The Museum is much busier. As one measure, admissions income has increased from £32,000 in 2007 to £214,000 in 2018: more than six times as much.
And much bigger. The Museum re-opened three years ago after an £8.2 million project (funded by donations and the National Heritage Lottery Fund) and we have achieved the Business Plan which under-pinned that investment. We have more visitors, and more community groups, than we ever expected. We never expected to win a prize for best Museum café in the world. Venue hire, which is the most critical source of income, has more than doubled.
It is working. But no Business Plan foresaw a pandemic, and closure in the busiest months of the year.
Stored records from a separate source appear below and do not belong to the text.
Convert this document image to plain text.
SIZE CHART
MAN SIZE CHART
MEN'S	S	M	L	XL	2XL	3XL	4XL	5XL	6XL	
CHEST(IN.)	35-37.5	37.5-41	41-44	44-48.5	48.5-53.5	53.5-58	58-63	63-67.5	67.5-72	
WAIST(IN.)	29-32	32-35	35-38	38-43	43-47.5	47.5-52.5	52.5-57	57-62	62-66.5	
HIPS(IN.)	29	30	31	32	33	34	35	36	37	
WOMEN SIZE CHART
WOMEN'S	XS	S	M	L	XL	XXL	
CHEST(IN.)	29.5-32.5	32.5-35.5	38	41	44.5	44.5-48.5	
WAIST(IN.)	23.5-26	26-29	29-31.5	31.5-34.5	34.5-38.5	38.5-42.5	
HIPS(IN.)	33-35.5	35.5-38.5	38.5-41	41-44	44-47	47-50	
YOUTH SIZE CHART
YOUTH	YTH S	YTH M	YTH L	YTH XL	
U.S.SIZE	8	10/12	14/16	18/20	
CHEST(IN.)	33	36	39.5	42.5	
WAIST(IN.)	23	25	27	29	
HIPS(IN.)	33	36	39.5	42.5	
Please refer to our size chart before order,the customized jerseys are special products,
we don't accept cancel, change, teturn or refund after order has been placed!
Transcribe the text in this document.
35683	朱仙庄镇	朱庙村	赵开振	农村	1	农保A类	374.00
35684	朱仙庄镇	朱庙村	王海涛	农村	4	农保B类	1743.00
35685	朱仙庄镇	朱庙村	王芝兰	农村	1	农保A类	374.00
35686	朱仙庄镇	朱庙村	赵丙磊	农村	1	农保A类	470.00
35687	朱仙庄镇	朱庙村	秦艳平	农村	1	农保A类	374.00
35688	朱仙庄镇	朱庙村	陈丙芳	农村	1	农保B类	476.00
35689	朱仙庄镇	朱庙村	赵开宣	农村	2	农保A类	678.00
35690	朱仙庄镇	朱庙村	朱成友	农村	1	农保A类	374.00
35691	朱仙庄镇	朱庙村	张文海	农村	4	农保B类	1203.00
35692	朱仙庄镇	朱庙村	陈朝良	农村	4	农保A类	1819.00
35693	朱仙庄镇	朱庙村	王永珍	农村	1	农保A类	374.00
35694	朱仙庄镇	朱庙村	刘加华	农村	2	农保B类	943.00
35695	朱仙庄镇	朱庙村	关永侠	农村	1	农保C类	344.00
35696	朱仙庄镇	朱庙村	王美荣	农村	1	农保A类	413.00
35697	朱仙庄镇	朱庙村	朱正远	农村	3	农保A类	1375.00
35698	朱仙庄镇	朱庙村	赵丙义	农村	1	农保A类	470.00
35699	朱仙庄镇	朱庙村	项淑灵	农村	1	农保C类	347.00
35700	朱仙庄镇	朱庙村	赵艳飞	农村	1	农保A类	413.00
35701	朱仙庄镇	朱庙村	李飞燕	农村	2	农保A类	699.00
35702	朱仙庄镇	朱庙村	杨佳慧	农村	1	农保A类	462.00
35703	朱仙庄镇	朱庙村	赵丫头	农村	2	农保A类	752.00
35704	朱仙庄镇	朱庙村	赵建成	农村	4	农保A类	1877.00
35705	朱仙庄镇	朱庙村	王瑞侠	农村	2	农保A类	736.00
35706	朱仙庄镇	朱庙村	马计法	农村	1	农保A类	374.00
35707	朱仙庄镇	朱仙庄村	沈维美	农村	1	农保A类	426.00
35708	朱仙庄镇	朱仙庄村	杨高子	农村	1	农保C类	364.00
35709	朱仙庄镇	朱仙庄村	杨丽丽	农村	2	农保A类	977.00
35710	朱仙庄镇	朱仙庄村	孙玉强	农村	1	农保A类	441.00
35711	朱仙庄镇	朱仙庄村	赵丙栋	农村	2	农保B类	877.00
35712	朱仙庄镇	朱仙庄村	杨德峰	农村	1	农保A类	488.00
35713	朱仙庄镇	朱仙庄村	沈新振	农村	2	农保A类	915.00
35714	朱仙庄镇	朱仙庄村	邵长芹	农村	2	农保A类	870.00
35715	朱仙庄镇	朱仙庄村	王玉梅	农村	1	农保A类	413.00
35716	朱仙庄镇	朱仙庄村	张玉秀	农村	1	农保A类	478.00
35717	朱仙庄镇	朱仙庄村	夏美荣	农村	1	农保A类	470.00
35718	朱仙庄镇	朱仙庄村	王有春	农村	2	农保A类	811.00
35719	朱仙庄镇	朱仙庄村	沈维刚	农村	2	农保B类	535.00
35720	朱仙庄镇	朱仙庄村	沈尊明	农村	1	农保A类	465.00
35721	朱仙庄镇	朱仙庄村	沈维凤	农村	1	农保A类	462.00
We are grateful that income from Friends, Patrons and donations continues: thank you.
But we need to replace the 70% we have lost.
How are you saving costs?
Every effort has been made throughout the year to keep costs low while we fight for our survival. Throughout the pandemic the Museum has furloughed members of staff who were unable to work, and, for the first few months, all staff who continued working took a 20% pay cut, including the Director. We have negotiated payment plans with every supplier, from electricity to our coffee machine. We utilised the government’s VAT holiday. In March 2020, we placed all projects on hold, except for the exhibition on Derek Jarman, which was made possible thanks to a generous grant from The Linbury Trust.
How else have you raised money?
Aside from the Sponsored Swim, we have also been the recipients of a number of emergency grants from charitable trusts and public bodies, including Arts Council England’s Culture Recovery Fund, the National Lottery Heritage Fund, the Garfield Weston Foundation, the Rayne Foundation, the Clore Duffield Foundation, and the Normanby Charitable Trust. The Garden Museum is extremely grateful for these grants which have made such a huge difference as we bridged the funding gap caused by the pandemic.
Why this swim?
Christopher has done four sponsored swims inspired by the life, travels and gardens of John Tradescant, whose life and death inspired the setting up of this Museum. The Hellespont, then The Strait of Gibraltar, as Tradescant sailed with an expedition to Africa fight the Barbary Pirates (and collect plants). Then 100 miles from Oxford to London to re-trace the journey of his collection from Vauxhall to Oxford by barge in 1683, and in 2017 31 kilometres in the Arctic Circle to add a 17th-century whale, and a crocodile, to our re-creation of ‘The Ark’, Tradescant’s private Museum in Lambeth.
When you are swimming for several days in deep, cold water you need an inspiration to keep your shoulders turning. Having run out of adventures from Tradescant’s life, Philip Mould, gallerist and donor to the Museum, suggested Cedric Morris’s journey from the artists’ colony in Newlyn to the gardens of Tresco, on the Scilly Islands, seventy years ago. However, Cedric travelled by boat, and the route has never been swum before!
Are donations to Benton End?
No. Every penny of this swim will go towards core costs of The Garden Museum.
We have exciting plans to work together with the Pinchbeck Charitable Trust to revive Benton End as a centre of art and horticulture. But we are not asking Friends to support this long-term ambition at this stage.
What else?
We are very proud of our team of staff. As a snapshot: our Learning Department of three. Janine began at the Museum in 2007 when we had one school visit a year; last year, sixty schools came. And last year we had sixty visits by community groups. She has just delivered clay to the doorsteps of 12 people across London who suffer from dementia, so that our Clay 4 Dementia programme can continue on Zoom. Samia is a food scientist turned biology teacher who in our Clore Space and Sackler Garden entrances children with the lives of plants. It’s the only place in central London where children up to GCSE A-level can study plants as required by the National Curriculum. Finally, Ceri is our Food Learning Officer, the first in a UK museum, teaching people how to make delicious, nutritious meals from scratch in our kitchen, funded by The Rothschild Foundation and The BAND Trust.
That’s just one Department. But it takes years to build up a team who fit so well together.
When do I need to donate by?
Christopher began the sponsored swim in October. Half way through, it was postponed by the second lockdown, and he was unable to restart until 27th April 2021. We expect he will complete his swim by Sunday 2nd May.